The designers of the Batmobile and Speed Racer's Mach 5 never imagined cars like these. Oh sure, the Mach 5 could release powerful rotary saws from the front end, had a bullet-proof transparent cover, and could jump long distances, but could it avoid crashing into Racer X with automatic collision sensing? The Batmobile might have boasted nuclear power, but isn't hydrogen fuel-cell technology a better choice for the 21st century?
At the Computer Electronics Show on Tuesday, General Motors CEO Rick Wagoner unveiled prototypes of a "driverless ," an all-electric car (there was little mention of the EV), and a hybrid electric/hydrogen fuel-cell car.
Wagoner talked about collision-avoiding, vehicle-to-vehicle communications and, among several other new technologies, GM's OnStar GPS system that will sport real-time data. "The future of the auto is bright and increasingly electronic," Wagoner announced in the first-ever CES keynote for an auto executive. "All the factors point to a convergence of the automotive and electronics industries that is literally transforming the automobile."
One of the next big steps, he said, is to connect automobiles electronically to keep them from connecting physically. "We are working our way up the technology ladder," he added. "Our intent is to bring you the future of transportation.
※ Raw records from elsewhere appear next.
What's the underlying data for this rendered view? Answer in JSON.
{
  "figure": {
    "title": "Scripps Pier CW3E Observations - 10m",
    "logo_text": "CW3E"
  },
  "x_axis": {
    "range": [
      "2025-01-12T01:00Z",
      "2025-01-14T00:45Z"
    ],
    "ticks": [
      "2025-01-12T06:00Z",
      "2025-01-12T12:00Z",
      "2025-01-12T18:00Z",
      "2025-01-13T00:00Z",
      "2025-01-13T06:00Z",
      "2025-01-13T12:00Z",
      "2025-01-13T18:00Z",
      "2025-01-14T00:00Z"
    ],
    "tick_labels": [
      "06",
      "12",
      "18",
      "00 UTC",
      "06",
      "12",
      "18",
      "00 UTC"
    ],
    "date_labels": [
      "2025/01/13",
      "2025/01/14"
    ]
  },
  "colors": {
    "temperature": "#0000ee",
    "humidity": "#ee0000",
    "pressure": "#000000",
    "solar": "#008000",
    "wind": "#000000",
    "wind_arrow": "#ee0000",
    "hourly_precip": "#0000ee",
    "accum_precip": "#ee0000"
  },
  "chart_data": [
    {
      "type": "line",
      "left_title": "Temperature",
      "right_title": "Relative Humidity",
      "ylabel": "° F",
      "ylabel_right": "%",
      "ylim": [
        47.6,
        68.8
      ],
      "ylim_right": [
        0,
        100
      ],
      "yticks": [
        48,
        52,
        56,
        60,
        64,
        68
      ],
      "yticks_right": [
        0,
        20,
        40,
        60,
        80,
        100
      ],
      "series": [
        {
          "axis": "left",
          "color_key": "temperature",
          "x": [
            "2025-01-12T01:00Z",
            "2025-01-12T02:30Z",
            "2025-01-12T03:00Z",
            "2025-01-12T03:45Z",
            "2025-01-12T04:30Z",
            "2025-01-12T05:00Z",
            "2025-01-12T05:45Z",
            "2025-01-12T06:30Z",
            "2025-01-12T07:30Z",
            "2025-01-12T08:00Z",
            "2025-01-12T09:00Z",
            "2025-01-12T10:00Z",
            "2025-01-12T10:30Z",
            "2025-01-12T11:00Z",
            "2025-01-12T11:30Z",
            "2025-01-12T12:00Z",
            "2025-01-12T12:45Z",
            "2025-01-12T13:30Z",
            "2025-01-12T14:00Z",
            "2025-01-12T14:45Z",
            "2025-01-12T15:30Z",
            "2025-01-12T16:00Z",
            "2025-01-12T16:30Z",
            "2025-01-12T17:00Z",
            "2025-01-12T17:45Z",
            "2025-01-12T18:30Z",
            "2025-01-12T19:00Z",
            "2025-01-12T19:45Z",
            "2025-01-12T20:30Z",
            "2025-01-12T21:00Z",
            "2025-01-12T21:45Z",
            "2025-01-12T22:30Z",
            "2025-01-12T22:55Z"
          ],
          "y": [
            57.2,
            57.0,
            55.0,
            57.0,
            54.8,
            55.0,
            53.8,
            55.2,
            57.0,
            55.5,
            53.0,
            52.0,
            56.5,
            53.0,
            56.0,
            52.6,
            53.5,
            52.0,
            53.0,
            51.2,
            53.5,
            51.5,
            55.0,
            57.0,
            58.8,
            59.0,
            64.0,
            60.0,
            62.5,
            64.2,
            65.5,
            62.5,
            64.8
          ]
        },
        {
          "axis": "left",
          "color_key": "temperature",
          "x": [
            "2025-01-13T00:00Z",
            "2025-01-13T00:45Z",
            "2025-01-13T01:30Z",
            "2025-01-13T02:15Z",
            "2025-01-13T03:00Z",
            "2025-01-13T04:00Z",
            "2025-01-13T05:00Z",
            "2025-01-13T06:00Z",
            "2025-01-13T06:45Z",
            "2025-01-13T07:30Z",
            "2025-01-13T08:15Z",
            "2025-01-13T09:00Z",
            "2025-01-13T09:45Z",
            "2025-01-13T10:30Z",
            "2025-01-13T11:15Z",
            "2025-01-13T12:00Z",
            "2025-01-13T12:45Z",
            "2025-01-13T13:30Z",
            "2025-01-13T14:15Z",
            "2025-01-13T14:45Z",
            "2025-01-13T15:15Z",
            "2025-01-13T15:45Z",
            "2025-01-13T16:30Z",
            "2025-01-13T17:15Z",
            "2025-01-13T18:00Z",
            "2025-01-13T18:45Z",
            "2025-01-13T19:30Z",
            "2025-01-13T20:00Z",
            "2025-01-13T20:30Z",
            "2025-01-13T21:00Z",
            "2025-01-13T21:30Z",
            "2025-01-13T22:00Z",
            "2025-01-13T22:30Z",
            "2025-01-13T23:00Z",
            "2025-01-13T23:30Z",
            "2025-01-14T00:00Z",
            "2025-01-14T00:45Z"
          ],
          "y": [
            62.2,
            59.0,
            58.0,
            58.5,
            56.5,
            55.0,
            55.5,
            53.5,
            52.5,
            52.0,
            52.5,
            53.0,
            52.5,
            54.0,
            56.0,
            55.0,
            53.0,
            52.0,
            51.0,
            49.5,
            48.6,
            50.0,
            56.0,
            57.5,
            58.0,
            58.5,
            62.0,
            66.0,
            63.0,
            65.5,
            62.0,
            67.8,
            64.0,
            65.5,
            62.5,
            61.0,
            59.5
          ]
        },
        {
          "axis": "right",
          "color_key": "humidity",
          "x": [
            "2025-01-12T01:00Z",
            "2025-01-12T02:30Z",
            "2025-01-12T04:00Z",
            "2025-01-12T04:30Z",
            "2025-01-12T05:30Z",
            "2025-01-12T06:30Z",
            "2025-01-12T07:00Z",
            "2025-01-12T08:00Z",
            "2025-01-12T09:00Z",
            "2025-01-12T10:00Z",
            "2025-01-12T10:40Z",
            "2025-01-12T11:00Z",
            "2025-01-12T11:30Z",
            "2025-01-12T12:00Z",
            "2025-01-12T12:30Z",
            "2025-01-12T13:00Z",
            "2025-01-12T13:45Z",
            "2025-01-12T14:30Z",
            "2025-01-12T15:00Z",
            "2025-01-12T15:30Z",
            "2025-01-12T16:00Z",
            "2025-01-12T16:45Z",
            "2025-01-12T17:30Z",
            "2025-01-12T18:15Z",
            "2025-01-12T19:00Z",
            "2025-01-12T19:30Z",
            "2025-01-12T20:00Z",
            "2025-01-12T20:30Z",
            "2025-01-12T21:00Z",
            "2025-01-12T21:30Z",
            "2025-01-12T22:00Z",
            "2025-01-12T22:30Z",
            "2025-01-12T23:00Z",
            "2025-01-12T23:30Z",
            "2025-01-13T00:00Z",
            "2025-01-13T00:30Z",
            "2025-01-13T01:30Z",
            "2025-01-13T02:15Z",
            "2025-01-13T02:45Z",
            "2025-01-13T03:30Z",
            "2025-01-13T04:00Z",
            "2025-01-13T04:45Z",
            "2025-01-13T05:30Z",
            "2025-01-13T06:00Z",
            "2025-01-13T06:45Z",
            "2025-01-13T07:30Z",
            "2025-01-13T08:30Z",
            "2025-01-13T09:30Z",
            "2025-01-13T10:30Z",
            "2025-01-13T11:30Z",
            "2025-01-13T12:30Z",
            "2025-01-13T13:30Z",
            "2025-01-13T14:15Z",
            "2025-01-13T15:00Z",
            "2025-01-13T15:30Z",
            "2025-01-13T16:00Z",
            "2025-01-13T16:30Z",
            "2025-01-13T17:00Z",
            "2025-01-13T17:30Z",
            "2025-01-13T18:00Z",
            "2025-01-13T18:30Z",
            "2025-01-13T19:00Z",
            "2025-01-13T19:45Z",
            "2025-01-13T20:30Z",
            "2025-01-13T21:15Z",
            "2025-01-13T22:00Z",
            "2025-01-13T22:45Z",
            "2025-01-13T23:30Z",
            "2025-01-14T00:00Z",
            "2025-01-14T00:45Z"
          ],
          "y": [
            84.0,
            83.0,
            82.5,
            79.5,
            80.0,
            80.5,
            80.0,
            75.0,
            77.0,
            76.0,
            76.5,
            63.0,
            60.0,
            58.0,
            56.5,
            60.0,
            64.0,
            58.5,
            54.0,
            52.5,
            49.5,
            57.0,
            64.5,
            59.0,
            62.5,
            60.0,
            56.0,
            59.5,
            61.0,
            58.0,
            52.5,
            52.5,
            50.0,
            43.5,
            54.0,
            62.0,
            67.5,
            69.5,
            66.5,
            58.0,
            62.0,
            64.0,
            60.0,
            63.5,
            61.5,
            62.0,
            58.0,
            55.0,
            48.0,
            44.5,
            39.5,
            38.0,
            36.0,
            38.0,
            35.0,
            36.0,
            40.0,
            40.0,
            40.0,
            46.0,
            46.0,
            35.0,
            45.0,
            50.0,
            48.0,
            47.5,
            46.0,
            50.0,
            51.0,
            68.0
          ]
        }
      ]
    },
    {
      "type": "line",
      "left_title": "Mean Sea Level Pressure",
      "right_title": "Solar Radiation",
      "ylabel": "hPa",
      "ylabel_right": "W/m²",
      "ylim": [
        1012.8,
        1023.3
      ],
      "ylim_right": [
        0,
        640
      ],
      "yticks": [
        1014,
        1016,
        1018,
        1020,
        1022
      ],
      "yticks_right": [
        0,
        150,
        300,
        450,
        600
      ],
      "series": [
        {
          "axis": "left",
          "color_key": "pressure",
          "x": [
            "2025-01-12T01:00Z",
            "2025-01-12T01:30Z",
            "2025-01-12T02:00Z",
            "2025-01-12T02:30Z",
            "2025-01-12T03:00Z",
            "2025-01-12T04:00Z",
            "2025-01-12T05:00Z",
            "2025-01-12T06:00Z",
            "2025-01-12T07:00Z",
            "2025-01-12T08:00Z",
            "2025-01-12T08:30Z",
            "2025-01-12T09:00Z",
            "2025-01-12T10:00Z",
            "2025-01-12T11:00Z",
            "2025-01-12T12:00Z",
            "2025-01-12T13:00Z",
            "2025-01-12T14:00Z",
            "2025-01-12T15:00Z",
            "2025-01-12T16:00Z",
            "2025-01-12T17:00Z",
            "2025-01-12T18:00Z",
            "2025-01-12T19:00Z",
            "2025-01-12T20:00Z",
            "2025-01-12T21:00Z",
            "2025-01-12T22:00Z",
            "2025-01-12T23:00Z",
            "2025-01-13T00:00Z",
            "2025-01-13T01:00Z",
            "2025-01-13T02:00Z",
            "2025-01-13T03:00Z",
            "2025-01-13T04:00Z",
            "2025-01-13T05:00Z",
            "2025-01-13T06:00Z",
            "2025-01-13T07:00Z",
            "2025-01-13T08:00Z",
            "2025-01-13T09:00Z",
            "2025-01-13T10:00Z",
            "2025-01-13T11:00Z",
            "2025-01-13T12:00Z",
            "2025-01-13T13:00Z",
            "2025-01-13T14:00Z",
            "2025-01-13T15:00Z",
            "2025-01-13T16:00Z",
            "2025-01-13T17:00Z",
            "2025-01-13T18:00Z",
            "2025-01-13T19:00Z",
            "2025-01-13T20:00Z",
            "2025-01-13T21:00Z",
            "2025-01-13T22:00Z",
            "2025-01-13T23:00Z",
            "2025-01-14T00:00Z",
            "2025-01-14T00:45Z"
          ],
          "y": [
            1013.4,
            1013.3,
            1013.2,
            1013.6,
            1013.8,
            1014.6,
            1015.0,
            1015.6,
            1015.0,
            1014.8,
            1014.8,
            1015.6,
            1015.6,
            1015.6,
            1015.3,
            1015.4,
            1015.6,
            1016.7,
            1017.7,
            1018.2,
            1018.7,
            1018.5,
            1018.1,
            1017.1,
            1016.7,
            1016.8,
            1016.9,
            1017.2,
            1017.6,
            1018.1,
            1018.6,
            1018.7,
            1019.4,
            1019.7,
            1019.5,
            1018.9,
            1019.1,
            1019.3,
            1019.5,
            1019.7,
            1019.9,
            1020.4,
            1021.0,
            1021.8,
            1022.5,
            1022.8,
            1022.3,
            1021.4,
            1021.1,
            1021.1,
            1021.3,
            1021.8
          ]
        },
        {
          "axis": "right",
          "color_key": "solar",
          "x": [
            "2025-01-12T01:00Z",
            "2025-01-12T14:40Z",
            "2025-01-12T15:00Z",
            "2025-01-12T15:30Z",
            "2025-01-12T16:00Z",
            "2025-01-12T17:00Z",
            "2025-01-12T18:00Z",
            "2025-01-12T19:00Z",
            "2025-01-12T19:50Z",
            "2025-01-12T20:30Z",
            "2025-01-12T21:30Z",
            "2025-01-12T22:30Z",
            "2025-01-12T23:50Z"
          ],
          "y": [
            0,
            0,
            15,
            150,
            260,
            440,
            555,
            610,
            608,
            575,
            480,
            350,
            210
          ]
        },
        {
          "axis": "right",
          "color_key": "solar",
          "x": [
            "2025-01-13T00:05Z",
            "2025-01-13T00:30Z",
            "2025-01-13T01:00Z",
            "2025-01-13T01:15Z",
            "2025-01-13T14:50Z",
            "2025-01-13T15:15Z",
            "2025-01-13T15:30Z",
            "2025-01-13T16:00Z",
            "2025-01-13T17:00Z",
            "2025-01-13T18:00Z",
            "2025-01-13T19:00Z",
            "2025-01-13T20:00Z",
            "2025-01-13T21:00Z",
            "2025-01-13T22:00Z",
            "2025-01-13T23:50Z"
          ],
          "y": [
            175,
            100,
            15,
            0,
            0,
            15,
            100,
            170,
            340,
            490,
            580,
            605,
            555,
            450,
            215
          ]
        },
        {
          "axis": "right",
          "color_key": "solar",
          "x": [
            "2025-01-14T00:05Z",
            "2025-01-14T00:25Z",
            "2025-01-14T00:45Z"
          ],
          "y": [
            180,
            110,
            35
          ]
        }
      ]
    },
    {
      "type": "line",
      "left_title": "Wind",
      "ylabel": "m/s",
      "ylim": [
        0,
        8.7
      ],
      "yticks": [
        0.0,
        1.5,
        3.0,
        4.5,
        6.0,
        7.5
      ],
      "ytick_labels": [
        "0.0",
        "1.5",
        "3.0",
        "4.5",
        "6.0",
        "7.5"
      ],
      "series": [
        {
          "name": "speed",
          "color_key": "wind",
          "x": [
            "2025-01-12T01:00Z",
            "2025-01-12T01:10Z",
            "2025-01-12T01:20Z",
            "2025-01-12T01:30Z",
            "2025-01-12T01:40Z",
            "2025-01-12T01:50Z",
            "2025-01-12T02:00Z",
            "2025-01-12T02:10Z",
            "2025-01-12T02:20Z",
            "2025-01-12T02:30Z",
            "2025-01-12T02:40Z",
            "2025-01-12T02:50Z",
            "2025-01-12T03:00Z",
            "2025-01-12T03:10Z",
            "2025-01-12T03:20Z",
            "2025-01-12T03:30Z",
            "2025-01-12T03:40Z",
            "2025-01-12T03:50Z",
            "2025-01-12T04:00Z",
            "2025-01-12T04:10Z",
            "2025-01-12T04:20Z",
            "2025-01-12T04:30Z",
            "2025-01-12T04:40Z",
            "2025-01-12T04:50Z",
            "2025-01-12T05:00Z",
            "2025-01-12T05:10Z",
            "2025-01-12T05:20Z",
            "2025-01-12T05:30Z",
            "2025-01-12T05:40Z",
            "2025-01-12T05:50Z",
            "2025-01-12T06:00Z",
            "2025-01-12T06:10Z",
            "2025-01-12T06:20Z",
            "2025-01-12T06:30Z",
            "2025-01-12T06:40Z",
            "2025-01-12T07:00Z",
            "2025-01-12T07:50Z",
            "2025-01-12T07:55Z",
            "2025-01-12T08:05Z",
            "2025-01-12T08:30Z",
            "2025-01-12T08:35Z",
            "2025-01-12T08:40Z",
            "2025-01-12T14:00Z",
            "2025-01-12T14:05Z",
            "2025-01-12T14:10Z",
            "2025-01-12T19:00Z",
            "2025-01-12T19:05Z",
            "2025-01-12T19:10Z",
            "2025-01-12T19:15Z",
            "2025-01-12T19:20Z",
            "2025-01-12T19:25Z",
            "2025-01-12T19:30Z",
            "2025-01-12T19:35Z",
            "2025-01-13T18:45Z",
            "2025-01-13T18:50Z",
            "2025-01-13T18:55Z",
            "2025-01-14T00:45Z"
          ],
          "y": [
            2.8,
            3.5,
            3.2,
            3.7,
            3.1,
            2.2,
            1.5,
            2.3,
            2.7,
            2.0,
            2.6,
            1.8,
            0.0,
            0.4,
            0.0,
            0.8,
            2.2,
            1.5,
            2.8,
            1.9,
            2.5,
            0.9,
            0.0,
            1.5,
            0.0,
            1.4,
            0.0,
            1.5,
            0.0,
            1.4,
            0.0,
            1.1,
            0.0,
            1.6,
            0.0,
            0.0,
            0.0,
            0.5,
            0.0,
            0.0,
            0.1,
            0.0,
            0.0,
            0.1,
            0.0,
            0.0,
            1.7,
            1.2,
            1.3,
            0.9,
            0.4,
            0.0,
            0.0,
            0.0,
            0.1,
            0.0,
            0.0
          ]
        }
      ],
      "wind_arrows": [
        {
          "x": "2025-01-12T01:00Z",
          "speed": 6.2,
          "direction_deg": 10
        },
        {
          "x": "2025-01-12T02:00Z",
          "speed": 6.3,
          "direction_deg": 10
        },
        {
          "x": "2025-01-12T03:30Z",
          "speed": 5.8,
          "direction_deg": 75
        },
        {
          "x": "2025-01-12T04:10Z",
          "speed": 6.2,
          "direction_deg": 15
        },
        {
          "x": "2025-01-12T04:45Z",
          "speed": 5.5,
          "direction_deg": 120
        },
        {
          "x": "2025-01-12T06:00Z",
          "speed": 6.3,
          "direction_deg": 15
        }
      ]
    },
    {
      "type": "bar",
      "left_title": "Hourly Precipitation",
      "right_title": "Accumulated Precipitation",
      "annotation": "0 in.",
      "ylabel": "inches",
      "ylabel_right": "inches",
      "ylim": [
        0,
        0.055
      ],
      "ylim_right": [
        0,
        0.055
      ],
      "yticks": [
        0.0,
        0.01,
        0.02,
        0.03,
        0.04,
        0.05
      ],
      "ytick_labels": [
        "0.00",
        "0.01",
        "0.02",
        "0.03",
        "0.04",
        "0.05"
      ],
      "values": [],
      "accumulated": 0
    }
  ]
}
We'll do this by working more closely than ever with the consumer electronics industry, using electronics to reinvent the automobile."
Ready for a Driverless Car?
The most futuristic announcement was that a "driverless car" could be on the roads within 10 years. Codenamed the "Boss," the autonomous vehicle is based on the Chevy Tahoe that won the Defense Advanced Research Projects Agency's Urban Challenge.
Carnegie Mellon University students built in enough robotics to allow the Tahoe to maneuver itself through traffic in a simulated city environment.
"Autonomous driving means that someday you could do your e-mail, eat breakfast, do your makeup, and watch a video while commuting to work," Wagoner said. "In other words, you could do all the things you do now while commuting to work, but do them safely."
One of the key aspects of that technology, Wagoner explained, is "vehicle-to-vehicle communication." In the future, cars will receive location signals from other vehicles and then automatically slow down or move to avoid collisions.
Electric, Hydrogen Cars Coming
Wagoner emphasized GM's commitment to making cars green and helping reduce American dependence on foreign oil by driving onto stage in a Chevrolet Volt, an electric car that he said would hit the market by 2010. While electric, hybrid, and flex-fuel cars will be important in the medium-term, Wagoner said, ultimately GM is looking to hydrogen fuel cells to represent the green future of automobiles.
GM expects that by 2012, 50 percent its cars will be flex-fuel models that run on up to 85 percent ethanol. During that time, GM will introduce 16 new hybrid models.
But the real star-car at the keynote was the Cadillac Provoq, a hybrid electric/hydrogen fuel-cell car. The car will have a range of 300 miles be able to hit 60 mph in 8.5 seconds. A solar panel on the roof will help power the car's audio system and other electronics, while the grill on the front of the car will seal off at high speeds for improved aerodynamics.
Finally, Wagoner discussed the latest version of GM's onboard navigation system, OnStar. The latest wonders in the system include the ability to alert emergency response units to the severity of an accident, a new turn-by-turn directions service ("not just saving lives but saving marriages"), and a "stolen vehicle slowdown" function that allows police to cut power to the engine remotely.
Wagoner also announced a deal with MapQuest so that maps and directions generated on the Web site can be sent to the OnStar system. "We really see electronics playing a huge role as we endeavor to reduce our reliance on foreign oil," he said.